На беговых занятиях фитнесом надо придерживаться определенных правил, повышающих их результативность:
- Время для бега необходимо выбирать, согласовывая тренинги со своим жизненным ритмом: людям, легко встающим по утрам, идеально подойдет это время для пробежек, а вот так называемым «совам» это добавит дискомфорта и отобьет все желание тренироваться.
- Рекомендуется начинать тренинги с коротких пробежек по 10-15 минут, постепенно повышая продолжительность занятий. Но результатов в похудении от них ждать не стоит — их основной задачей является подготовка сердца, сосудов и органов дыхания к более серьезным фитнес-программам. Продолжительность обычной тренировки в среднем темпе должна составлять 50-60 минут.
- Тренировки должны быть регулярными, по возможности — ежедневными, либо минимум 3-4 раза в неделю.
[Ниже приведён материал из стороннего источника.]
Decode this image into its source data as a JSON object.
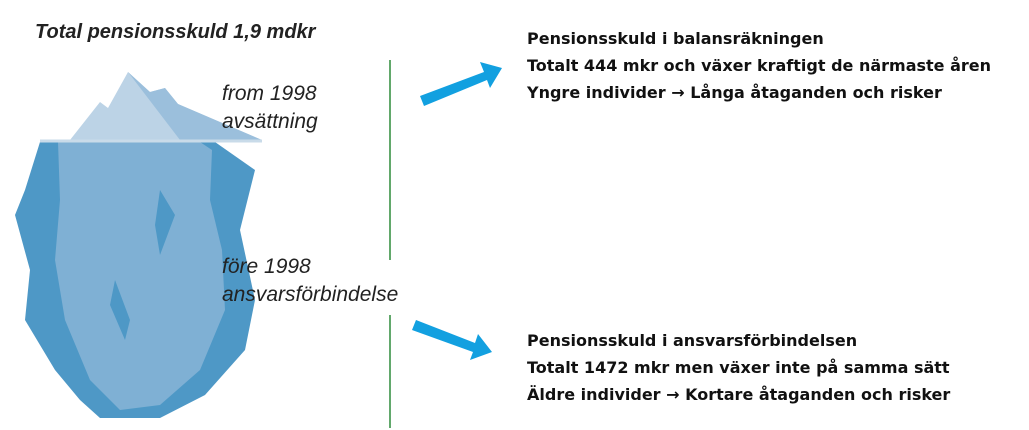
{
  "title": "Total pensionsskuld 1,9 mdkr",
  "labels": {
    "upper": [
      "from 1998",
      "avsättning"
    ],
    "lower": [
      "före 1998",
      "ansvarsförbindelse"
    ]
  },
  "blocks": [
    {
      "lines": [
        "Pensionsskuld i balansräkningen",
        "Totalt 444 mkr och växer kraftigt de närmaste åren",
        "Yngre individer → Långa åtaganden och risker"
      ]
    },
    {
      "lines": [
        "Pensionsskuld i ansvarsförbindelsen",
        "Totalt 1472 mkr men växer inte på samma sätt",
        "Äldre individer → Kortare åtaganden och risker"
      ]
    }
  ]
}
Хаотичные пробежки без какой-либо системы могут привести к ухудшению здоровья.
- Чтобы не испытывать дискомфортных ощущений в желудке во время бега, рекомендуется делать прием пищи минимум за час до занятия. Следующий прием еды после тренировки также должен быть через час.
- В процессе занятий фитнесом необходимо регулярно пить воду. Это поможет поддержать водный баланс организма, обеспечив правильную работу систем. Для питья рекомендуется выбирать чистую негазированную воду без примесей.
Занятия бегом на улице требуют подбора одежды по погоде, и если для летних тренингов подойдут футболка и шорты из хлопка, то в зимнее время следует подумать о специальном термобелье, которое поможет регулировать температуру тела.
Фитнес-программы для бега
Возможности людей порой сильно отличаются, поэтому фитнес-программа должна учитывать индивидуальные особенности спортсмена, чтобы пробежки обеспечивали нужный эффект.
Начинающим спортсменам рекомендуется использовать чередования ходьбы и бега, которые помогут адаптировать тело к нагрузкам, не перенапрягая его.
- Первую неделю чередуют 1 минуту бега с 2 минутами ходьбы, выполняя 7 таких чередований. Общая продолжительность тренинга составит 21 минуту.
- Вторую неделю чередуют 2 минуты бега и 2 минуты ходьбы, выполняя 5 чередований. Общая длительность занятия — 20 минут.
- Третья неделя предполагает чередование 3 минут бега и 2 минут ходьбы — по 5 повторений.
- Четвертая неделя предполагает 5 минут бега и 2 минуты ходьбы, всего выполняют 3 чередования.
В последующие занятия время бега увеличивают по одной минуте, тогда как время ходьбы, соответственно, уменьшают на минуту. В конечном итоге тренировка должна составить 20 минут бега.
Интервальная фитнес-программа позволяет эффективнее прорабатывать тело и тренировать сердце. В дальнейшем рекомендуется чередовать отрезки бега в медленном и быстром темпе. При этом следует помнить, что такой вариант тренировки оказывает гораздо более сильную нагрузку на организм, поэтому продолжительность интервального занятия не должна превышать 30 минут. Кроме того, количество фитнес-тренингов должно быть не больше 3 раз в неделю. В остальное время рекомендуется бегать с поддержанием среднего темпа на протяжении всей пробежки.